The modern state of Israel is a very powerful idea: a safe sanctuary for a race that was abused by others for thousands of years. For many Israelis, no sacrifice is too great. An Israeli reservist working overseas will drop their million dollar deals and rush home if the homeland calls for help.

What is the idea that drives Singapore? Is Singapore a safe sanctuary for Singaporeans? Is Singapore even a place that treats Singaporeans fairly? If the answer is anything less than a resounding "YES", then one need not feel surprised that Singapore has no "stickiness" for Singaporeans.

Fox said...

Jimmy Mun:

And I think it is wrong to say that pragmatism is driving Singaporeans to leave and stay away.

I disagree.

Singapore is driven heavily by many conservative ideals.

Sure. I don't like many of these conservative ideals myself.

Consider how many of the top talents who left are gay for example.
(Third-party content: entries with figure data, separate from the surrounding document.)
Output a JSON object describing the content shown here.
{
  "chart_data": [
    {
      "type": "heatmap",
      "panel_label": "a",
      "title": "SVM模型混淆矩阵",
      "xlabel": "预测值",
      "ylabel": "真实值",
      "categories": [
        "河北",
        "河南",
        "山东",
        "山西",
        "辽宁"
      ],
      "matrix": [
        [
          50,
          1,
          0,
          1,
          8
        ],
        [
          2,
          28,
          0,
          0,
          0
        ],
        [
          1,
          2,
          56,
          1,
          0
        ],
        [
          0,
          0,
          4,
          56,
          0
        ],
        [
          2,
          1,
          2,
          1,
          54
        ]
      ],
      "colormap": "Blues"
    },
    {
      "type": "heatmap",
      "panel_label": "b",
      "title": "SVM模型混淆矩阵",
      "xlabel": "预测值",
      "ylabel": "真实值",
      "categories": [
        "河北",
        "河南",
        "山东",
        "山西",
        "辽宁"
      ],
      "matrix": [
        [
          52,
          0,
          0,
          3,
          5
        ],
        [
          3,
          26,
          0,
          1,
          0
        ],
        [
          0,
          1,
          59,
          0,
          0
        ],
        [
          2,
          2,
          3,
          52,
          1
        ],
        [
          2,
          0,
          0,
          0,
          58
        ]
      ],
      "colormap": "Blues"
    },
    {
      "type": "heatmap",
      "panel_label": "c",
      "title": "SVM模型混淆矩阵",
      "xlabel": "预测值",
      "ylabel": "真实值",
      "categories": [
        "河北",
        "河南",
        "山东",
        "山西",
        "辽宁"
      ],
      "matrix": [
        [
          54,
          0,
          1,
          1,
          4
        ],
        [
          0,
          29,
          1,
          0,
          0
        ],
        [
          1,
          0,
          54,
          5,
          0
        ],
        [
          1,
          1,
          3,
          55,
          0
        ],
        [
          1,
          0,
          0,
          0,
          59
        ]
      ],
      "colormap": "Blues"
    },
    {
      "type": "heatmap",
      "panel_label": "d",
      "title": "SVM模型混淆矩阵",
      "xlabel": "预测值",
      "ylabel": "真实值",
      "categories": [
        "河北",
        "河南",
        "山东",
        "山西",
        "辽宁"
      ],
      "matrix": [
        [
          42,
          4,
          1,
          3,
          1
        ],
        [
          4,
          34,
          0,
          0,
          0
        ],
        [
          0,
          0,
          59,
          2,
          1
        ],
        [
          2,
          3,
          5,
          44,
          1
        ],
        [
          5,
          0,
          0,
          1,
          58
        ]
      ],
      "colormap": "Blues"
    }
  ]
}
Consider the media censorship you mentioned. Consider the length of NS for an island this small. Consider the volume and nature of our new immigrants, just to keep the racial ratio in check.

Singapore is more gay-friendly than before although there is room for it to catch up with the developed countries. But I doubt that it is a significant factor.

Consider this: Suppose the government legalises homosexuality, liberalises the media laws, abolish es NS and restricts immigration tomorrow. Do you think overseas Singaporeans working in the US and the UK will start flooding back into Singapore?

What is the idea that drives Singapore?

I don't know if there is some collective idea that drives Singaporeans. I suppose everyone is driven by different ideas.

Is Singapore a safe sanctuary for Singaporeans?

Well, no one gets lynched in Singapore for being Singaporean.

Is Singapore even a place that treats Singaporeans fairly?

Well... that's controversial. I think the answer is no. I personally have considerable reservation about Singapore's FT policy.

If the answer is anything less than a resounding "YES", then one need not feel surprised that Singapore has no "stickiness" for Singaporeans.

Does that really explain why many Singaporeans go overseas and don't come back?